Evaluating data quality with Amazon Glue Studio

Amazon Glue Data Quality is in open preview release for Amazon Glue Studio and is subject to change. This preview feature is already enabled in your accounts in select Regions:
  • US East (Ohio)

  • US East (N. Virginia)

  • US West (Oregon)

  • Asia Pacific (Tokyo)

  • Europe (Ireland)

  • South America (São Paulo)

Amazon Glue Data Quality evaluates and monitors the quality of your data based on rules that you define. This makes it easy to identify the data that needs action. In Amazon Glue Studio, you can add data quality nodes to your visual job to create data quality rules on tables in your Data Catalog.
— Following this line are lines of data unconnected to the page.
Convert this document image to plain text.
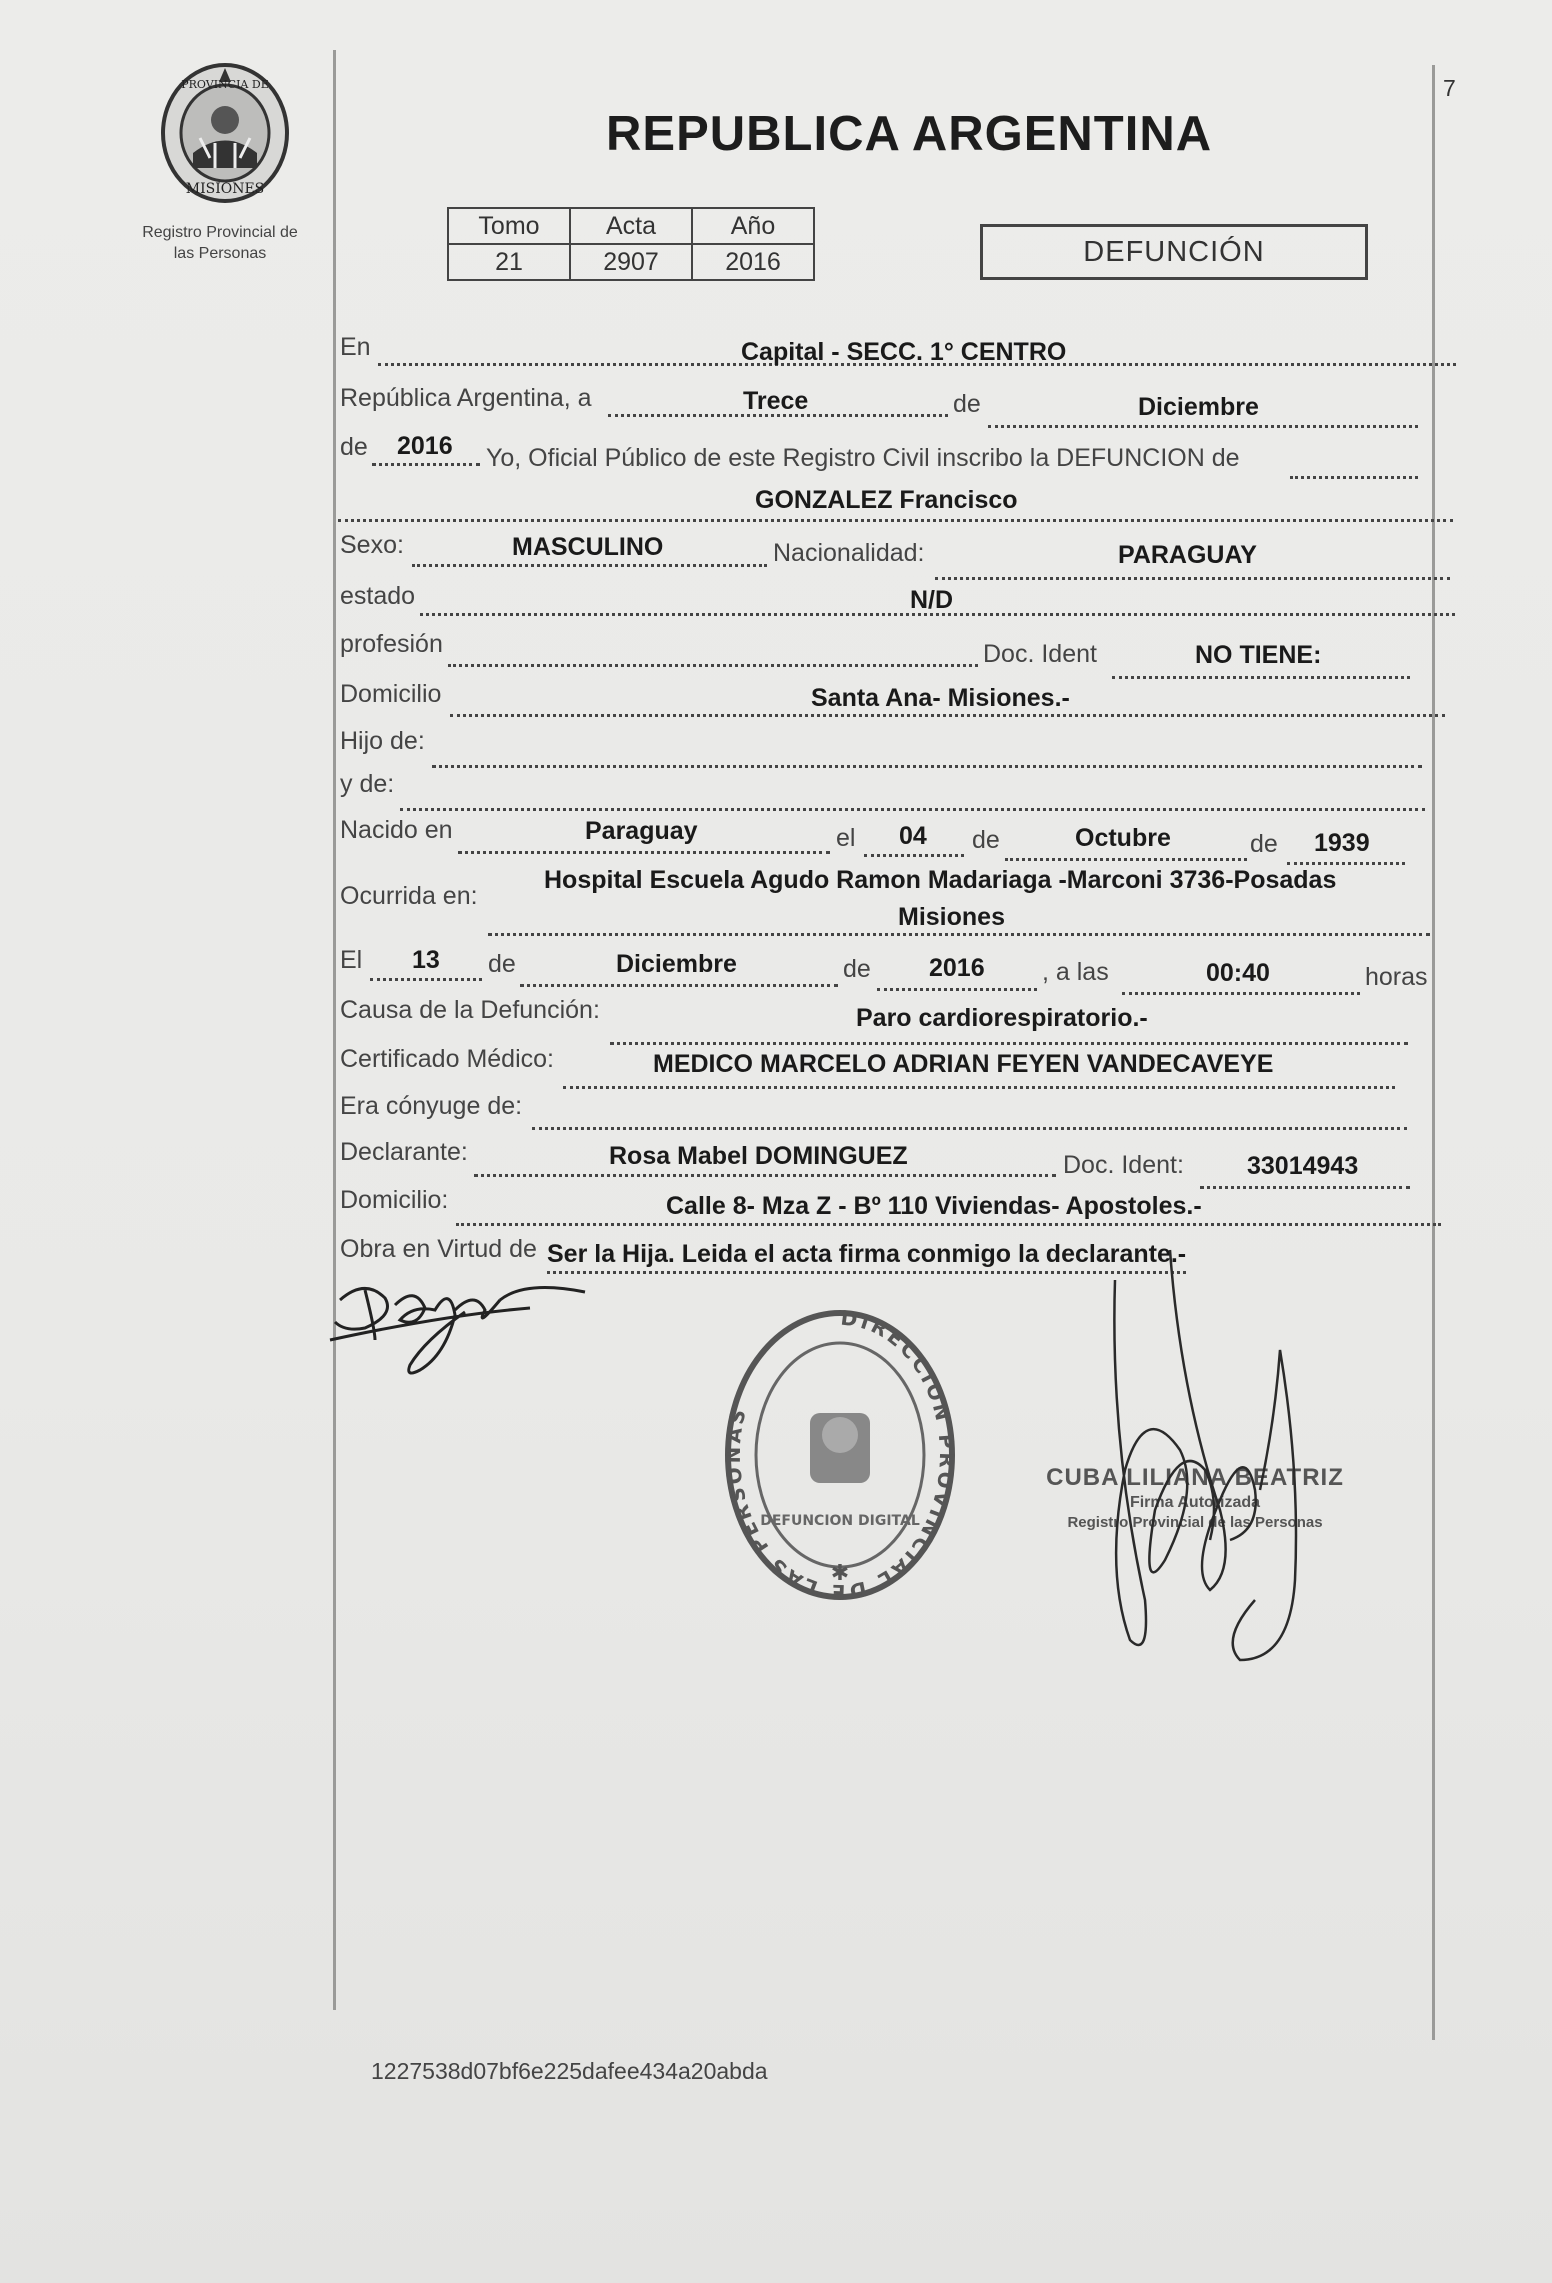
PROVINCIA DE
MISIONES
Registro Provincial de
las Personas
REPUBLICA ARGENTINA
7
Tomo	Acta	Año
21	2907	2016	DEFUNCIÓN
En	Capital - SECC. 1° CENTRO
República Argentina, a	Trece	de	Diciembre
de 2016 Yo, Oficial Público de este Registro Civil inscribo la DEFUNCION de
GONZALEZ Francisco
Sexo:	MASCULINO	Nacionalidad:	PARAGUAY
estado	N/D
profesión	Doc. Ident	NO TIENE:
Domicilio	Santa Ana- Misiones.-
Hijo de:
y de:
Nacido en	Paraguay	el 04 de	Octubre	de 1939
Ocurrida en:
Hospital Escuela Agudo Ramon Madariaga -Marconi 3736-Posadas
Misiones
El 13 de	Diciembre	de 2016 , a las	00:40	horas
Causa de la Defunción:	Paro cardiorespiratorio.-
Certificado Médico:	MEDICO MARCELO ADRIAN FEYEN VANDECAVEYE
Era cónyuge de:
Declarante:	Rosa Mabel DOMINGUEZ	Doc. Ident:	33014943
Domicilio:	Calle 8- Mza Z - Bº 110 Viviendas- Apostoles.-
Obra en Virtud de Ser la Hija. Leida el acta firma conmigo la declarante.-
DIRECCION PROVINCIAL DE LAS PERSONAS
DEFUNCION DIGITAL
✱
CUBA LILIANA BEATRIZ
Firma Autorizada
Registro Provincial de las Personas
1227538d07bf6e225dafee434a20abda
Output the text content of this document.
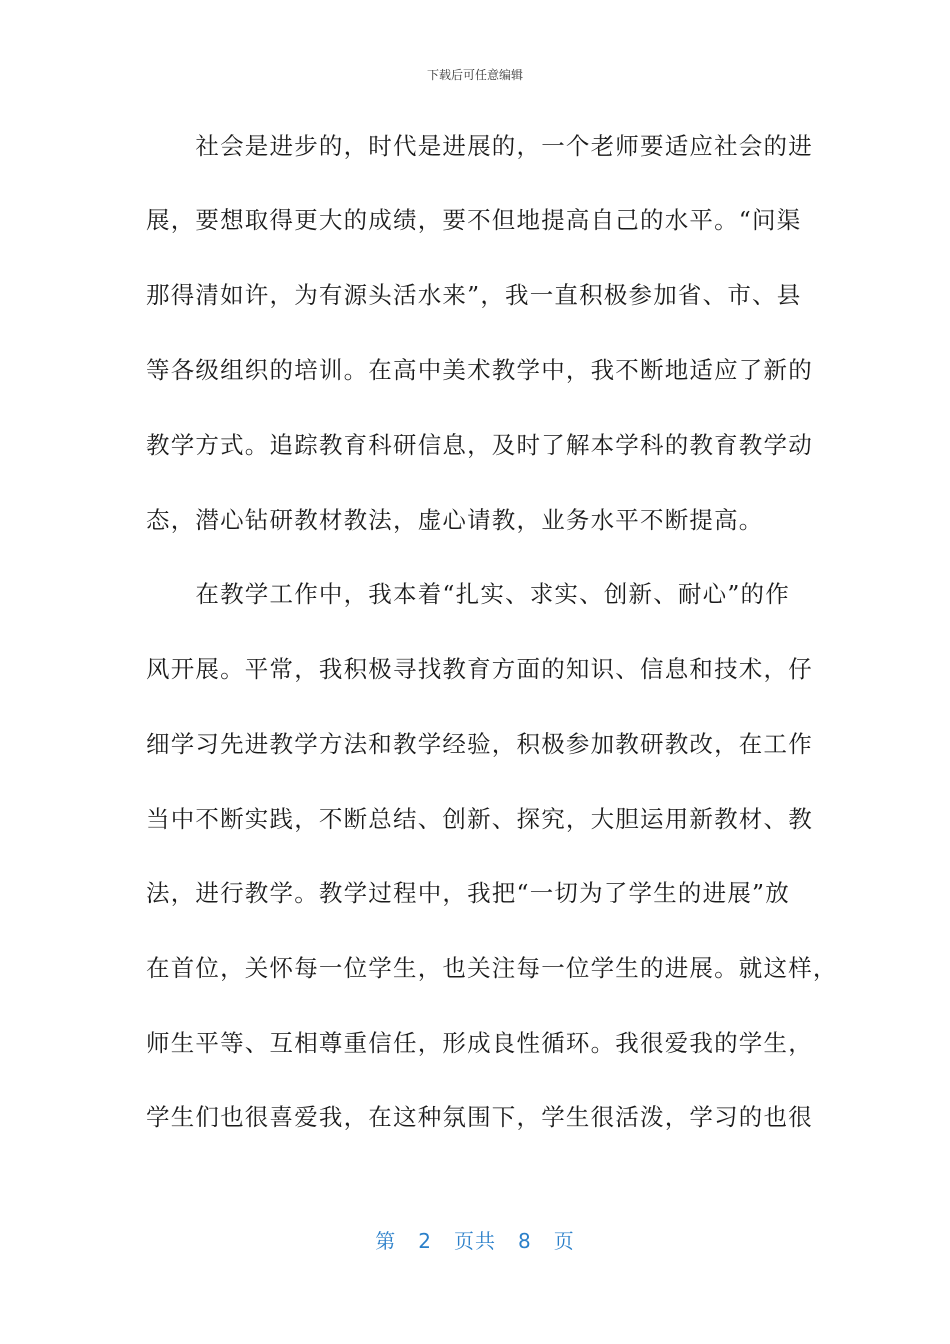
下载后可任意编辑
　　社会是进步的，时代是进展的，一个老师要适应社会的进
展，要想取得更大的成绩，要不但地提高自己的水平。“问渠
那得清如许，为有源头活水来”，我一直积极参加省、市、县
等各级组织的培训。在高中美术教学中，我不断地适应了新的
教学方式。追踪教育科研信息，及时了解本学科的教育教学动
态，潜心钻研教材教法，虚心请教，业务水平不断提高。
　　在教学工作中，我本着“扎实、求实、创新、耐心”的作
风开展。平常，我积极寻找教育方面的知识、信息和技术，仔
细学习先进教学方法和教学经验，积极参加教研教改，在工作
当中不断实践，不断总结、创新、探究，大胆运用新教材、教
法，进行教学。教学过程中，我把“一切为了学生的进展”放
在首位，关怀每一位学生，也关注每一位学生的进展。就这样，
师生平等、互相尊重信任，形成良性循环。我很爱我的学生，
学生们也很喜爱我，在这种氛围下，学生很活泼，学习的也很
第 2 页共 8 页
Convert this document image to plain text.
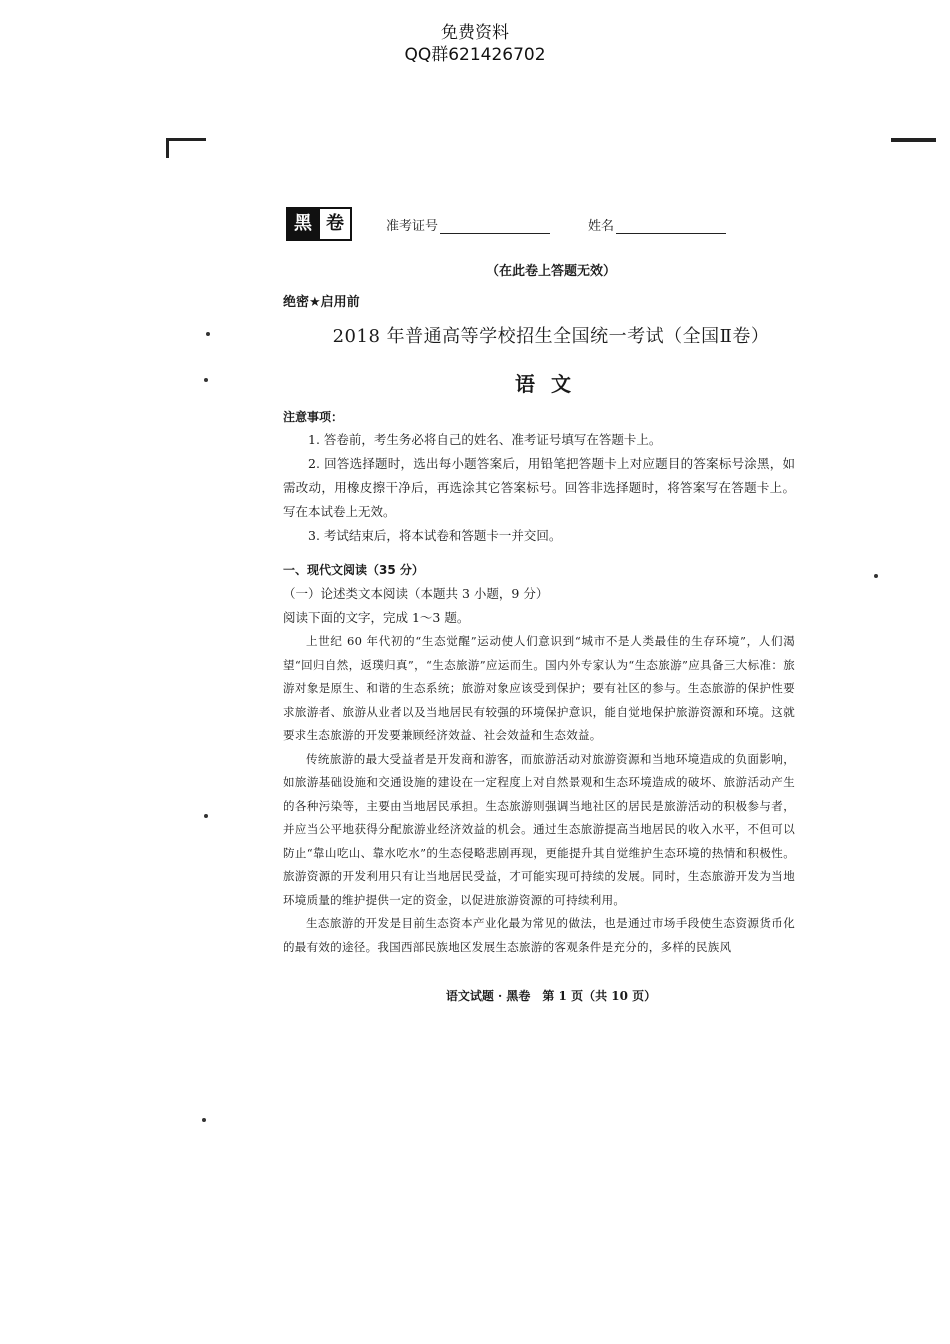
免费资料
QQ群621426702
黑 卷	准考证号	姓名
（在此卷上答题无效）
绝密★启用前
2018 年普通高等学校招生全国统一考试（全国Ⅱ卷）
语文
注意事项：

1. 答卷前，考生务必将自己的姓名、准考证号填写在答题卡上。

2. 回答选择题时，选出每小题答案后，用铅笔把答题卡上对应题目的答案标号涂黑，如需改动，用橡皮擦干净后，再选涂其它答案标号。回答非选择题时，将答案写在答题卡上。写在本试卷上无效。

3. 考试结束后，将本试卷和答题卡一并交回。

一、现代文阅读（35 分）

（一）论述类文本阅读（本题共 3 小题，9 分）

阅读下面的文字，完成 1～3 题。

上世纪 60 年代初的“生态觉醒”运动使人们意识到“城市不是人类最佳的生存环境”，人们渴望“回归自然，返璞归真”，“生态旅游”应运而生。国内外专家认为“生态旅游”应具备三大标准：旅游对象是原生、和谐的生态系统；旅游对象应该受到保护；要有社区的参与。生态旅游的保护性要求旅游者、旅游从业者以及当地居民有较强的环境保护意识，能自觉地保护旅游资源和环境。这就要求生态旅游的开发要兼顾经济效益、社会效益和生态效益。

传统旅游的最大受益者是开发商和游客，而旅游活动对旅游资源和当地环境造成的负面影响，如旅游基础设施和交通设施的建设在一定程度上对自然景观和生态环境造成的破坏、旅游活动产生的各种污染等，主要由当地居民承担。生态旅游则强调当地社区的居民是旅游活动的积极参与者，并应当公平地获得分配旅游业经济效益的机会。通过生态旅游提高当地居民的收入水平，不但可以防止“靠山吃山、靠水吃水”的生态侵略悲剧再现，更能提升其自觉维护生态环境的热情和积极性。旅游资源的开发利用只有让当地居民受益，才可能实现可持续的发展。同时，生态旅游开发为当地环境质量的维护提供一定的资金，以促进旅游资源的可持续利用。

生态旅游的开发是目前生态资本产业化最为常见的做法，也是通过市场手段使生态资源货币化的最有效的途径。我国西部民族地区发展生态旅游的客观条件是充分的，多样的民族风

语文试题 · 黑卷　第 1 页（共 10 页）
Then you can monitor and evaluate changes to your data sets as they evolve over time.

The following are the high-level steps for how you work with Amazon Glue Data Quality:

  1. Create data quality rules – Build a set of data quality rules using the DQDL builder by choosing built-in rulesets that you configure.

  2. Configure a data quality job – Define actions based on the data quality results and output options.

  3. Save and run a job with data quality – Create and run a job. Saving the job will save the rule sets you created for the job.

  4. Monitor and review the data quality results – Review the data quality results after the job run is complete. Optionally, schedule the job for a future date.

Benefits

Data analysts, data engineers, and data scientists can use the Evaludate Data Quality node in Amazon Glue Studio to analyze, configure, monitor, and improve the quality of data from the visual job editor. The benefits of using the data quality node include:

  • You can detect data quality issues - You can check for issues by creating rules that check characteristics of your datasets.

  • It's easy to get started - You can start with pre-built rules and actions.

  • Tight integration - You can use data quality nodes in Amazon Glue Studio because Amazon Glue Data Quality runs on top of the Amazon Glue Data Catalog.